Rest between HIIT workouts is key!
What do I eat before a HIIT workout?
A perfect meal to eat before a HIIT workout has medium to high amounts of carbohydrates combined with medium levels of protein and healthy fats.
Ideally, it will take place 3-4 hours before beginning – a quick high carbohydrate snack an hour before the workout is a great idea as well.
Whole wheat toast with peanut butter, a banana, dried fruit and almonds, non-fat greek yogurt and fruit, etc. are all great ideas for a pre HIIT meal.
What do I eat after a HIIT workout?
This is the time to replenish protein and glycogen stores.
A meal that has a 3:1 ratio of carbohydrates to protein within 30-45 minutes of workout completion will give the best results and have you energized and recovered for your next HIIT workout in no time.
Some meal examples include a chicken quinoa salad or salmon with brown rice.
Is HIIT good for your heart?
Yes, HIIT, like all forms of exercise, elevates your heart rate while also lowering your cholesterol and gradually increasing pumping capacity.

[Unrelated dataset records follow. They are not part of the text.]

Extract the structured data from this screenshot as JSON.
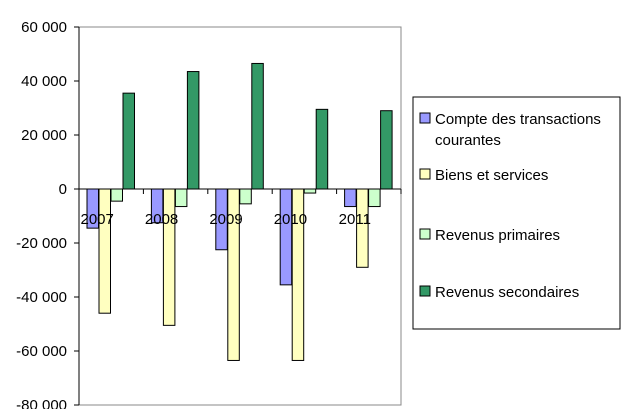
{
  "chart_data": {
    "type": "bar",
    "categories": [
      "2007",
      "2008",
      "2009",
      "2010",
      "2011"
    ],
    "series": [
      {
        "name": "Compte des transactions courantes",
        "legend_lines": [
          "Compte des transactions",
          "courantes"
        ],
        "color": "#9999ff",
        "values": [
          -14500,
          -12500,
          -22500,
          -35500,
          -6500
        ]
      },
      {
        "name": "Biens et services",
        "legend_lines": [
          "Biens et services"
        ],
        "color": "#ffffc0",
        "values": [
          -46000,
          -50500,
          -63500,
          -63500,
          -29000
        ]
      },
      {
        "name": "Revenus primaires",
        "legend_lines": [
          "Revenus primaires"
        ],
        "color": "#ccffcc",
        "values": [
          -4500,
          -6500,
          -5500,
          -1500,
          -6500
        ]
      },
      {
        "name": "Revenus secondaires",
        "legend_lines": [
          "Revenus secondaires"
        ],
        "color": "#339966",
        "values": [
          35500,
          43500,
          46500,
          29500,
          29000
        ]
      }
    ],
    "ylim": [
      -80000,
      60000
    ],
    "yticks": [
      60000,
      40000,
      20000,
      0,
      -20000,
      -40000,
      -60000,
      -80000
    ],
    "ytick_labels": [
      "60 000",
      "40 000",
      "20 000",
      "0",
      "-20 000",
      "-40 000",
      "-60 000",
      "-80 000"
    ],
    "grid": false,
    "legend_position": "right",
    "title": "",
    "xlabel": "",
    "ylabel": ""
  }
}
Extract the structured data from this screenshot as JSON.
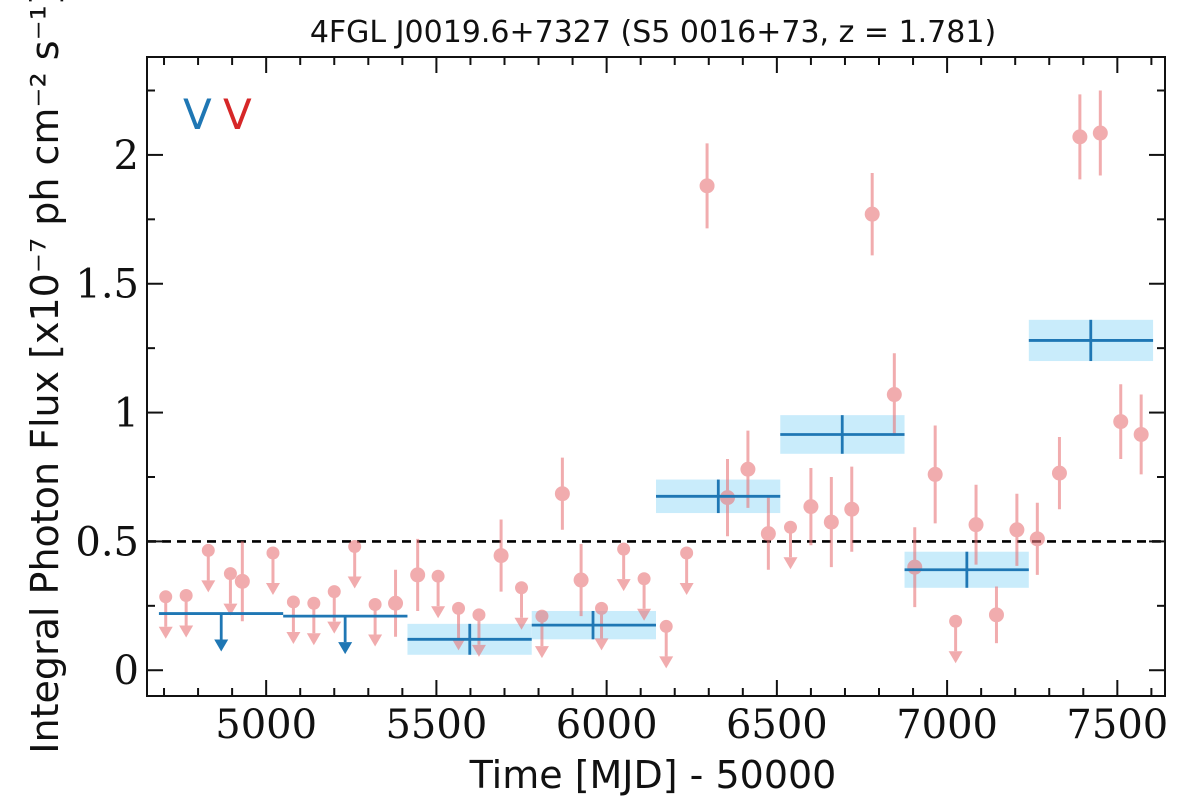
{
  "chart_data": {
    "type": "scatter",
    "title": "4FGL J0019.6+7327 (S5 0016+73, z = 1.781)",
    "xlabel": "Time [MJD] - 50000",
    "ylabel": "Integral Photon Flux [x10⁻⁷ ph cm⁻² s⁻¹]",
    "xlim": [
      4650,
      7640
    ],
    "ylim": [
      -0.1,
      2.38
    ],
    "xticks": [
      5000,
      5500,
      6000,
      6500,
      7000,
      7500
    ],
    "yticks": [
      0,
      0.5,
      1,
      1.5,
      2
    ],
    "xtick_labels": [
      "5000",
      "5500",
      "6000",
      "6500",
      "7000",
      "7500"
    ],
    "ytick_labels": [
      "0",
      "0.5",
      "1",
      "1.5",
      "2"
    ],
    "legend_labels": [
      {
        "text": "V",
        "color": "#1f77b4"
      },
      {
        "text": "V",
        "color": "#d62728"
      }
    ],
    "reference_line": {
      "y": 0.5,
      "style": "dashed",
      "color": "#000000"
    },
    "colors": {
      "short_bin": "#e8767a",
      "long_bin": "#1f77b4",
      "long_band": "#c9ecfb"
    },
    "short_bin_detections": [
      {
        "x": 4930,
        "y": 0.345,
        "err": 0.155
      },
      {
        "x": 5380,
        "y": 0.26,
        "err": 0.13
      },
      {
        "x": 5445,
        "y": 0.37,
        "err": 0.14
      },
      {
        "x": 5690,
        "y": 0.445,
        "err": 0.14
      },
      {
        "x": 5870,
        "y": 0.685,
        "err": 0.14
      },
      {
        "x": 5925,
        "y": 0.35,
        "err": 0.14
      },
      {
        "x": 6295,
        "y": 1.88,
        "err": 0.165
      },
      {
        "x": 6355,
        "y": 0.67,
        "err": 0.15
      },
      {
        "x": 6415,
        "y": 0.78,
        "err": 0.15
      },
      {
        "x": 6475,
        "y": 0.53,
        "err": 0.14
      },
      {
        "x": 6600,
        "y": 0.635,
        "err": 0.15
      },
      {
        "x": 6660,
        "y": 0.575,
        "err": 0.175
      },
      {
        "x": 6720,
        "y": 0.625,
        "err": 0.165
      },
      {
        "x": 6780,
        "y": 1.77,
        "err": 0.16
      },
      {
        "x": 6845,
        "y": 1.07,
        "err": 0.16
      },
      {
        "x": 6905,
        "y": 0.4,
        "err": 0.155
      },
      {
        "x": 6965,
        "y": 0.76,
        "err": 0.19
      },
      {
        "x": 7085,
        "y": 0.565,
        "err": 0.155
      },
      {
        "x": 7145,
        "y": 0.215,
        "err": 0.11
      },
      {
        "x": 7205,
        "y": 0.545,
        "err": 0.14
      },
      {
        "x": 7265,
        "y": 0.51,
        "err": 0.14
      },
      {
        "x": 7330,
        "y": 0.765,
        "err": 0.14
      },
      {
        "x": 7390,
        "y": 2.07,
        "err": 0.165
      },
      {
        "x": 7450,
        "y": 2.085,
        "err": 0.165
      },
      {
        "x": 7510,
        "y": 0.965,
        "err": 0.145
      },
      {
        "x": 7570,
        "y": 0.915,
        "err": 0.155
      }
    ],
    "short_bin_upper_limits": [
      {
        "x": 4705,
        "y": 0.285
      },
      {
        "x": 4765,
        "y": 0.29
      },
      {
        "x": 4830,
        "y": 0.465
      },
      {
        "x": 4895,
        "y": 0.375
      },
      {
        "x": 5020,
        "y": 0.455
      },
      {
        "x": 5080,
        "y": 0.265
      },
      {
        "x": 5140,
        "y": 0.26
      },
      {
        "x": 5200,
        "y": 0.305
      },
      {
        "x": 5260,
        "y": 0.48
      },
      {
        "x": 5320,
        "y": 0.255
      },
      {
        "x": 5505,
        "y": 0.365
      },
      {
        "x": 5565,
        "y": 0.24
      },
      {
        "x": 5625,
        "y": 0.215
      },
      {
        "x": 5750,
        "y": 0.32
      },
      {
        "x": 5810,
        "y": 0.21
      },
      {
        "x": 5985,
        "y": 0.24
      },
      {
        "x": 6050,
        "y": 0.47
      },
      {
        "x": 6110,
        "y": 0.355
      },
      {
        "x": 6175,
        "y": 0.17
      },
      {
        "x": 6235,
        "y": 0.455
      },
      {
        "x": 6540,
        "y": 0.555
      },
      {
        "x": 7025,
        "y": 0.19
      }
    ],
    "long_bin_detections": [
      {
        "x_start": 5415,
        "x_end": 5780,
        "y": 0.12,
        "y_low": 0.06,
        "y_high": 0.18,
        "x_center": 5598
      },
      {
        "x_start": 5780,
        "x_end": 6145,
        "y": 0.175,
        "y_low": 0.12,
        "y_high": 0.23,
        "x_center": 5960
      },
      {
        "x_start": 6145,
        "x_end": 6510,
        "y": 0.675,
        "y_low": 0.61,
        "y_high": 0.74,
        "x_center": 6328
      },
      {
        "x_start": 6510,
        "x_end": 6875,
        "y": 0.915,
        "y_low": 0.84,
        "y_high": 0.99,
        "x_center": 6692
      },
      {
        "x_start": 6875,
        "x_end": 7240,
        "y": 0.39,
        "y_low": 0.32,
        "y_high": 0.46,
        "x_center": 7058
      },
      {
        "x_start": 7240,
        "x_end": 7605,
        "y": 1.28,
        "y_low": 1.2,
        "y_high": 1.36,
        "x_center": 7422
      }
    ],
    "long_bin_upper_limits": [
      {
        "x_start": 4685,
        "x_end": 5050,
        "y": 0.22,
        "x_center": 4868
      },
      {
        "x_start": 5050,
        "x_end": 5415,
        "y": 0.21,
        "x_center": 5232
      }
    ]
  }
}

The key is the stress/effort – in order to strengthen any muscle (like your heart) it must be stressed and made to work so it can acclimatize.
HIIT, with its short bursts that require 100% effort and brief rest periods, is perfect for this.
When is the best time of day for HIIT?
The answer to this question is different for everyone.
Outside of the obvious fact that everyone has different work, family, or other obligations, HIIT is often done with many different fitness goals in mind.
Some people want to lose fat, some want to gain muscle mass, or others might just want to feel healthier and more fit. Everyone has different hormone balances and biological rhythms – the best thing to answer this question is to experiment with a wide variety of times.
Eventually, you’ll find out what time of day works best for your HIIT training and be able to stick to it.
How high should I keep my heart rate when doing HIIT?
Like the previous question, the answer to this will vary depending on age, fitness level, gender, and other individual factors.
Ideally, HIIT exercises should get your heart rate up to 80-95% of its maximum rate during the workout intervals. When resting between sets, it should be between 60-75% of your maximum rate.
Again, play around with a variety of different intensities to see what works best for you – remember, pushing yourself out of your comfort zone is necessary if you want to take your fitness to the next level.
Hopefully, you found a ton of useful information about the benefits of HIIT training while also learning about some of the best HIIT exercises you can do at home or in the gym.
Remember, while equipment is not necessary for many of the best HIIT exercises at home, it still can be useful for bringing your exercise routine to the next level – especially when trying to combine cardio and strength/muscle building into one total-body workout.